For a = 0.22 the output is: ) whose decimal value in ASCII table is 29

That is incorrect. The ASCII code for “)” is 41 in decimal. It is 29 in hexadecimal. And 41 (2916) is the low byte of the bits used to encode 0.22 in double, as shown below. Further, the character you are seeing for 0.21, “ß”, is encoded as 225 (E116) in some character encoding systems, and 225 is the low byte of the bits used to encode 0.21 in double.

As a simple test, you can set a to 0x1p52 + x, where x is any integer from 0 to 255, inclusive. Because of double numbers are encoded, 0x1p52 + x will produce an encoding with x in the low byte. For example, if this is what is happening on your system, using a = 0x1p52 + 88 will print “X”, the character with ASCII code 88.

Here is how the double resulting from 0.22 in source code is represented in the format most commonly used for double, IEEE-754 binary64:

  • 0.22 in binary is 0.00111000010100011110101110000101000111101011100001010001111010111000010100011110101110000101000111101011100001010001111010111…
  • We normalize it by separating an exponent factor, 2e, and a significand (the fraction portion of a floating-point representation), with the exponent selected so the significand is at least 1 but less than 2 (10 in binary):1 2−3•1.11000010100011110101110000101000111101011100001010001111010111000010100011110101110000101000111101011100001010001111010111…
  • The format uses 53-bit significands, so the significand is rounded to 53 bits. The first 53 bits of the significand are 1.1100001010001111010111000010100011110101110000101000. The next bits begin 111101011… Since these begin with 1 and contain further 1 bits, the trailing portion is more than ½ of the least significant of the 53 bits, so the number is rounded up. The significand that will be encoded is 1.1100001010001111010111000010100011110101110000101001.
  • The number is encoded using three fields: A bit to indicate the sign, 11 bits for the exponent, and 52 bits for the significand.
  • The sign bit is 0, to indicate “+”.
  • The exponent is encoded by adding 1023 and converting to 11 binary digits. −3 + 1023 = 1020, which is 01111111100 in binary.
  • The leading bit of the significand is known to be one from the exponent encoding (the reserved code of zero is used for subnormal significands). The remaining 52 bits of the significand are used for the significand field.
  • So the resulting bits are 0 01111111100 1100001010001111010111000010100011110101110000101001.
  • Formed into groups of eight bits, this is 00111111 11001100 00101000 11110101 11000010 10001111 01011100 00101001.
  • In decimal, that is 63, 204, 40, 245, 194, 143, 92, 41.
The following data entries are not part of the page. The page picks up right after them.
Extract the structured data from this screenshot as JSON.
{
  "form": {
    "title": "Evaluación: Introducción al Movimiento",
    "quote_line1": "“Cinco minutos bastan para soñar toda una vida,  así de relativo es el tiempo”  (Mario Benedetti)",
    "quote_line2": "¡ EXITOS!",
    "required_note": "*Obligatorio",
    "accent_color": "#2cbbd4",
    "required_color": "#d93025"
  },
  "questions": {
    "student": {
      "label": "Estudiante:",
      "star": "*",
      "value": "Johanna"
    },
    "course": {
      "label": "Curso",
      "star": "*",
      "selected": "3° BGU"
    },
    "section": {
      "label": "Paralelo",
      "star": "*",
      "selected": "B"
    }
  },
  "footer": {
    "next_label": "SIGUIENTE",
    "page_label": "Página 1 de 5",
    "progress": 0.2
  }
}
Observe the last byte is 41, matching the “)” you saw. One behavior that is seen when %c is incorrectly used is that the value from one byte of the passed argument is used. For example, the calling routine may pass the eight bytes used to encode a double number, but printf is expected just the four bytes of an int (%c takes an int value, of which it effectively prints one byte). So printf took four bytes from where it expected to find an int, converted those four bytes to unsigned char, and printed the resulting character. The C standard does not define this behavior, but it is a potential result.
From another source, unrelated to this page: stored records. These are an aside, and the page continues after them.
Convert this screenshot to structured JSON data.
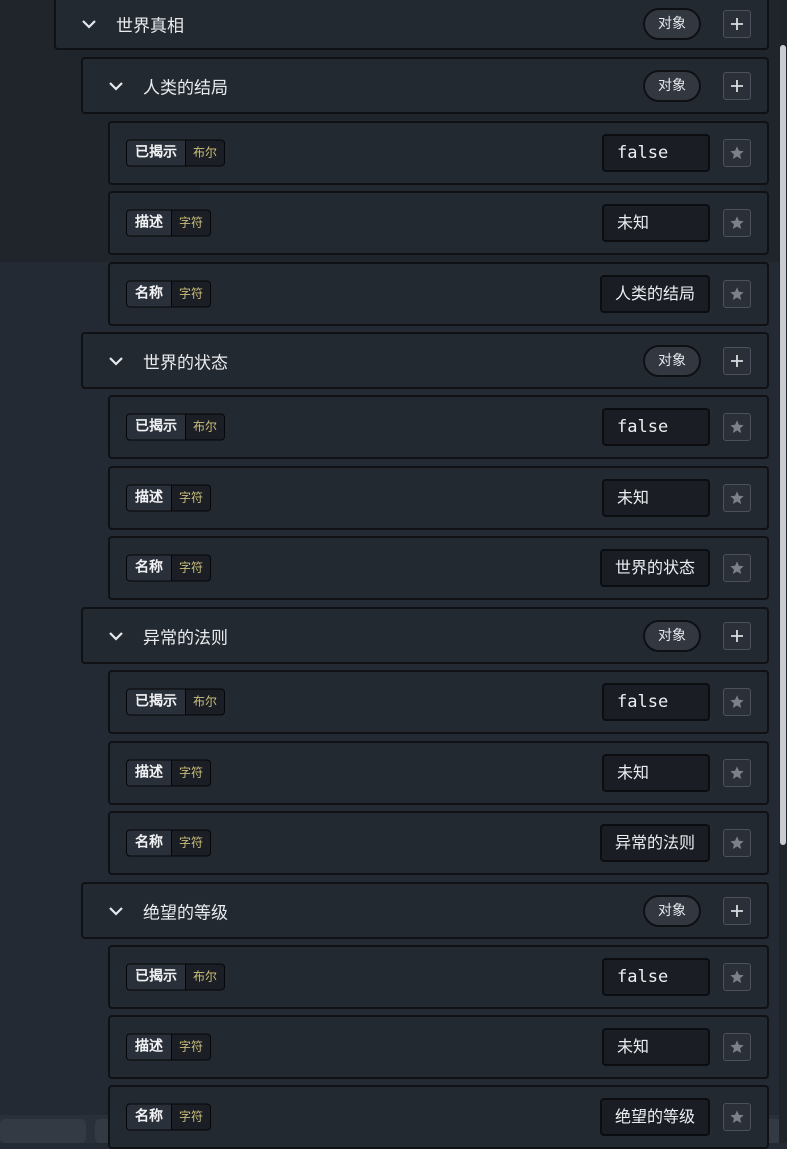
{
  "groups": [
    {
      "title": "世界真相",
      "type": "对象"
    },
    {
      "title": "人类的结局",
      "type": "对象"
    },
    {
      "title": "世界的状态",
      "type": "对象"
    },
    {
      "title": "异常的法则",
      "type": "对象"
    },
    {
      "title": "绝望的等级",
      "type": "对象"
    }
  ],
  "props": [
    {
      "name": "已揭示",
      "kind": "布尔",
      "value": "false"
    },
    {
      "name": "描述",
      "kind": "字符",
      "value": "未知"
    },
    {
      "name": "名称",
      "kind": "字符",
      "value": "人类的结局"
    },
    {
      "name": "已揭示",
      "kind": "布尔",
      "value": "false"
    },
    {
      "name": "描述",
      "kind": "字符",
      "value": "未知"
    },
    {
      "name": "名称",
      "kind": "字符",
      "value": "世界的状态"
    },
    {
      "name": "已揭示",
      "kind": "布尔",
      "value": "false"
    },
    {
      "name": "描述",
      "kind": "字符",
      "value": "未知"
    },
    {
      "name": "名称",
      "kind": "字符",
      "value": "异常的法则"
    },
    {
      "name": "已揭示",
      "kind": "布尔",
      "value": "false"
    },
    {
      "name": "描述",
      "kind": "字符",
      "value": "未知"
    },
    {
      "name": "名称",
      "kind": "字符",
      "value": "绝望的等级"
    }
  ],
  "icons": {
    "expand": "chevron-down-icon",
    "add": "plus-icon",
    "favorite": "star-icon"
  },
  "colors": {
    "background": "#242a33",
    "row": "#232930",
    "type_text": "#cbbf7b"
  }
}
For 0.21, the bytes of the encoded double are 63, 202, 225, 71, 174, 20, 122, 225. You reported 223, not 225, but I suspect your system is using a character encoding in which “ß” is 225, not 223. For example, code page 852, has “ß” in the E116 (225) spot.

It is a little unusual for the bytes for a double to be taken for an integer argument these days. It essentially requires passing arguments on the stack instead of in processor registers, as today’s processors commonly use separate registers for floating-point and integer types.

Footnote

1 The format has limits on how or low the exponent can go. These are not applicable here and so are not covered in detail. When the exponent is too high, the conversion to double results in a representation of infinity. When the exponent is too low, the significand will not be normalized, and a special exponent code is used to represent a subnormal value.